Yaklaşık 25 yıldır yaşanan bir sorun var ortada. Bu sorun, yakın döneme kadar “terör sorunu”, “Güneydoğu sorunu”, “PKK sorunu”, “Yıkıcı-Bölücü terör örgütü sorunu” adları ile anıldı. Ancak son dönemde ise, başta basın olmak üzere neredeyse her kesim tarafından sorunun adı; “Kürt sorunu” olarak adlandırılmaya başlandı, kanıksandı. Hatta Devlet’in en önemli ve bu konuyla en ilgili organlarında görevli bazı bürokratlar dahi bu soruna, aynen diğerleri gibi “Kürt sorunu” dediler.

Sponsor Bağlantılar

Gerçekten sorunun adı “Kürt sorunu” olabilir miydi peki?

Kürtçü kesim, Türkiye’de 20-25 milyon Kürt’ün yaşadığını iddia ediyor. Eğer rakam gerçekten bu ise, sorunun 25 milyon Kürt vatandaşın tamamınca yaşanması gerekmiyor mu?

Kesinlikle gerekiyor. Oysa DTP ve öncesi tüm Kürtçü partilerin, bugüne kadar yapılmış, gelmiş geçmiş tüm yerel veya genel seçimlerde aldıkları en yüksek oy sayısı sadece 2 milyon civarında. Yani 25’te 2 oluyor bu oran. Hal böyleyken bu soruna “Kürt sorunu” denilebilir mi? Denilemez. Denilse denilse “2 milyonluk Kürt sorunu” denilebilir, az pilav üstü mahiyetinde.

Yine, Kürtçü kesim, yaşanan bu sorunun 80 yıllık bir tarihi geçmişi olduğunu ve PKK’nın da 20 küsürüncü Kürt isyanı olduğunu da iddia ediyor. Oysa, PKK öncesindeki bölgedeki tüm isyanların gerçek sebebi, ne yazık ki günümüzde halen süren “feodal yapı”.

Bölgede birçok aşiret var ve çoğunun da eli silahlı. Genellikle ekonomik ve dini sebeplerle ortaya çıkmış olan kısmi ve geçici mahiyetteki tüm bu isyanların neredeyse hiçbiri siyasi nitelikte değil, hele hele Kürt kimliğine dayalı hiç, ama hiç değil. Örneğin, bugün herkesin bildiği “Şeyh Sait İsyanı”nın adı bugün “Şeyh Sait Kürt İsyanı” olarak adlandırılmalıydı, eğer gerçekten bu bir “Kürt isyanı” olsaydı. Ayrıca, Kürtçü kesim tarafından dillendirilen “PKK, Kürt sorunundan doğdu” gibi bir söylem ve iddia var.

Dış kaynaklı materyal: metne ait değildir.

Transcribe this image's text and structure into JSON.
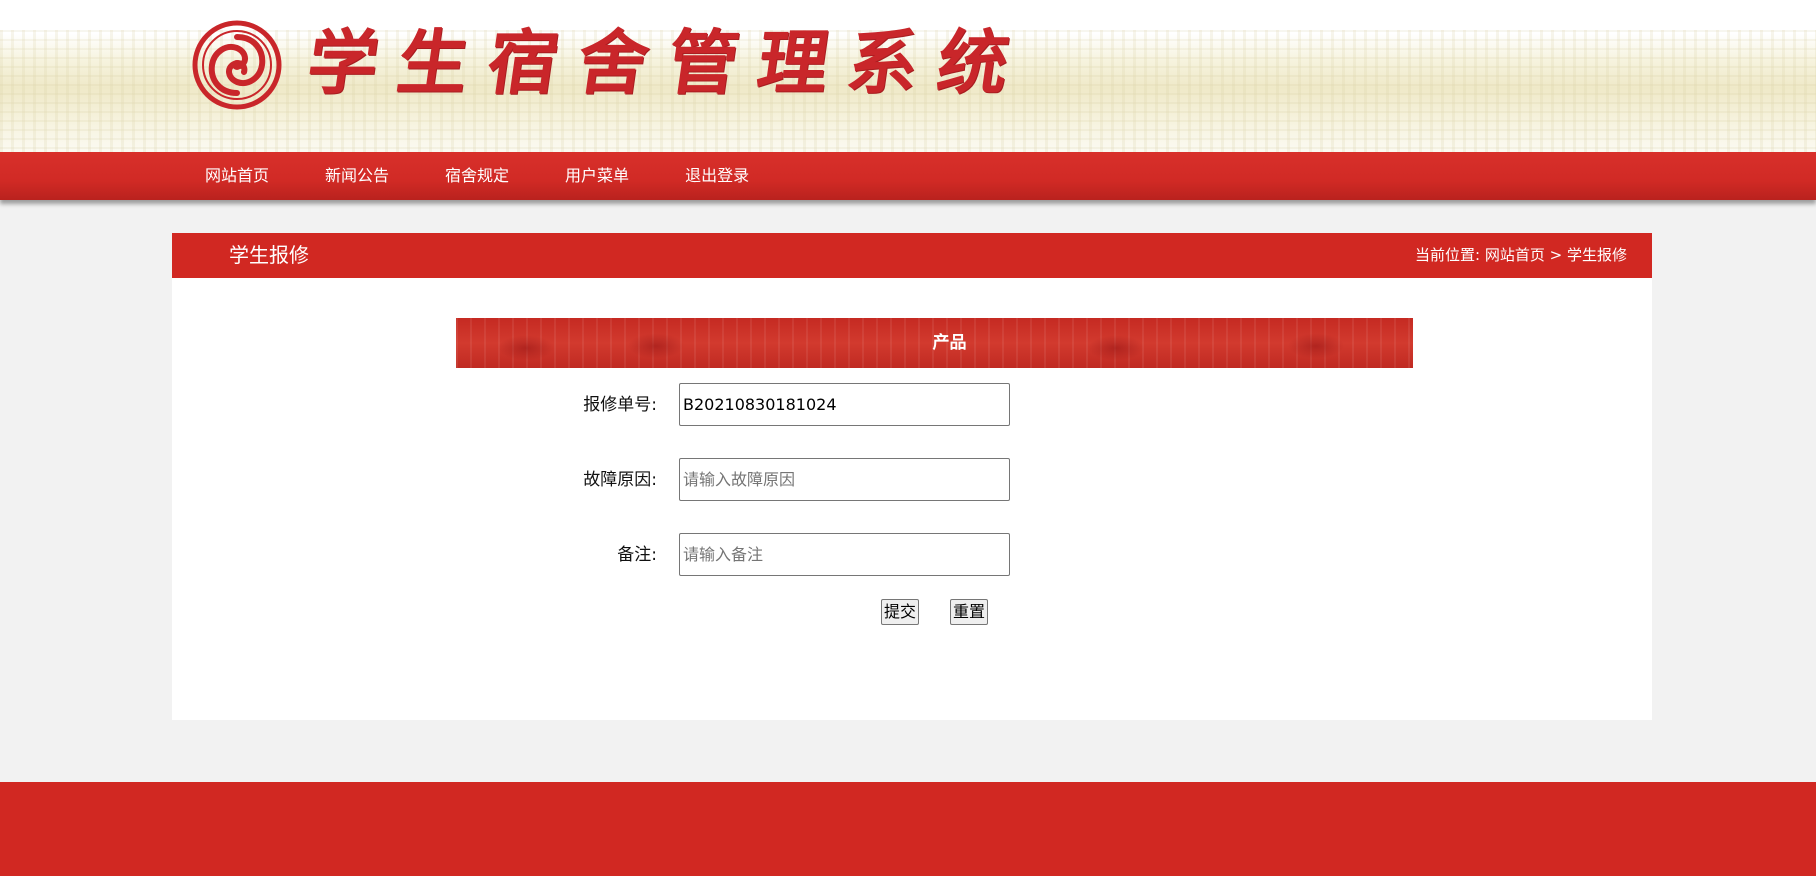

Oysa bu söylem de gerçeği hiç, ama hiç yansıtmıyor. Çünkü PKK’nın kuruluş amacı belli; “Marksisit-Leninist bir Kürdistan”.

Yani amaç; tamamen ideolojik ve etnik kimliğe dayalı hak arayışı ile uzaktan yakından asla alâkalı değil. Üstelik, PKK’nın 8-10 kişilik kurucu kadrosunun yarıya yakınının “Türk kökenli” olması, PKK’nın bir Kürt hak arayışı hareketi olarak ortaya çıktığı yönündeki bu asılsız iddiayı tamamen çürütüyor. Ama bizler, bütün bu aşikâr gerçeklere rağmen maalesef, bize dayatılarak adeta kanıksandırılan bu sorunun adını “Kürt sorunu” olarak adlandırdık, hiç düşünmeden, kafamızı hiç yormadan, biraz kurcalamadan kabul ettik, onayladık ve sonuçta hiç hak edilmediği halde 1-0 geriden başlamak zorunda kaldık.